Premier vol en Belgique, sous un soleil tropical, du NH90 TTH immatriculé RN05 à Beauvechain le 19 juillet 2013.

Le NH90 : un concept et ses variantes
Le ministre de la Défense et vice-Premier ministre Pieter De Crem et le chef d'état-major des armées belges, le général de vaisseau Gérard Van Caelenberge, ont honoré la cérémonie de leur présence. Après l'allocution du ministre de la Défense, le lieutenant-colonel de vaisseau Jean-Didier Vandezande, responsable du programme NH90 pour la Belgique, a présenté le projet de manière claire et structurée, en détaillant les capacités opérationnelles des deux types de NH90, à savoir le TTH et le NFH (hélicoptère de frégate OTAN), qui seront déployés au sein de la composante aérienne belge.

Lors de la conférence de presse consacrée à la présentation du NH90 TTH, de gauche à droite : l'aviateur général Gérard Van Caelenberge, commandant en chef des forces armées belges, le ministre de la Défense et vice-Premier ministre Pieter De Crem, et le lieutenant-colonel aviateur Jean-Didier Vandezande, responsable du programme NH90 pour la Belgique.

L'avantage de ce nouvel appareil militaire réside dans son concept commun, déclinable en différentes versions et optimisé pour des missions bien définies. Cette approche permet de réduire les coûts d'investissement et d'exploitation (maintenance, stock de pièces détachées, etc.) et de faciliter l'interopérabilité entre les nombreuses forces aériennes de l'OTAN utilisant l'hélicoptère développé par le consortium NHIndustries (AgustaWestland, Eurocopter et Fokker).

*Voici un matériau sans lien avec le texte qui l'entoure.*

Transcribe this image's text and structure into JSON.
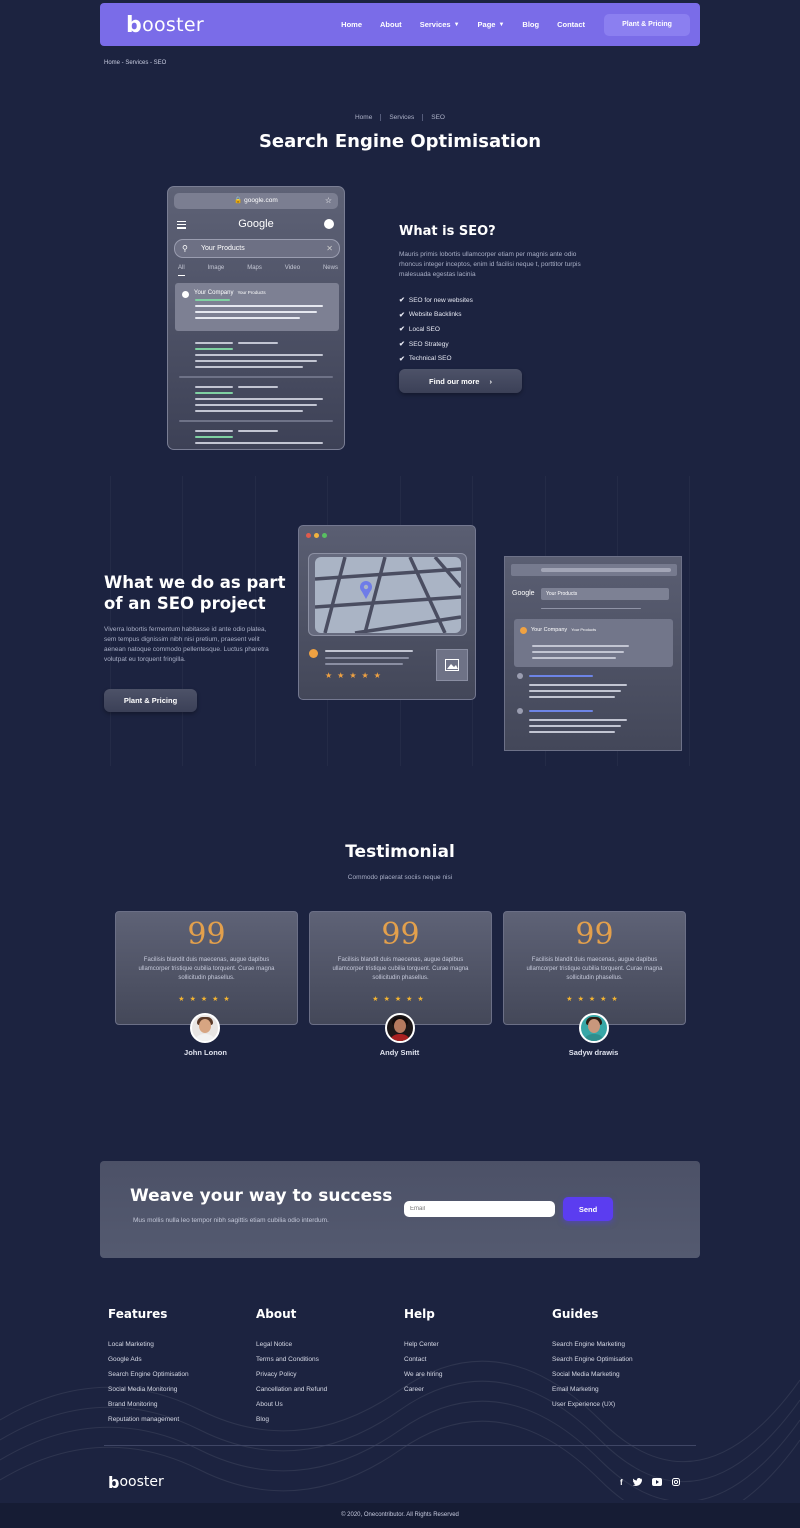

Outre son moteur composé de deux turbines Rolls-Royce Turboméca RTM 322-01/9, le NH90 partage une plateforme commune avec de nombreuses versions. Toutes les versions restent multirôles, même si elles sont optimisées pour des missions spécifiques grâce à l'installation de modules adaptatifs. Le fuselage et les pales du rotor sont construits en matériaux composites, ce qui permet un gain de poids significatif par rapport au métal, tout en prévenant l'usure des composants grâce à une meilleure résistance aux vibrations et à la corrosion. De plus, tous les NH90 sont équipés de commandes de vol électriques (fly-by-wire) de dernière génération, plus efficaces et nécessitant moins d'entretien que les commandes conventionnelles. Le fuselage est également constitué de panneaux composites plats aux angles arrondis, une configuration qui favorise une faible détection radar, essentielle en conditions opérationnelles réelles. Enfin, toutes les versions du NH90 disposent de deux grandes portes latérales coulissantes et d'un hayon rabattable, facilitant l'accès à la soute et le chargement de véhicules tels que des 4x4 légers. Sans entrer dans le détail des caractéristiques techniques, il convient de noter que le tableau de bord comprend des affichages numériques pour les données de vol et des instruments analogiques, chaque système étant doublement fonctionnel pour une sécurité optimale. De plus, les instruments sont compatibles avec les lunettes de vision nocturne intégrées aux casques des pilotes.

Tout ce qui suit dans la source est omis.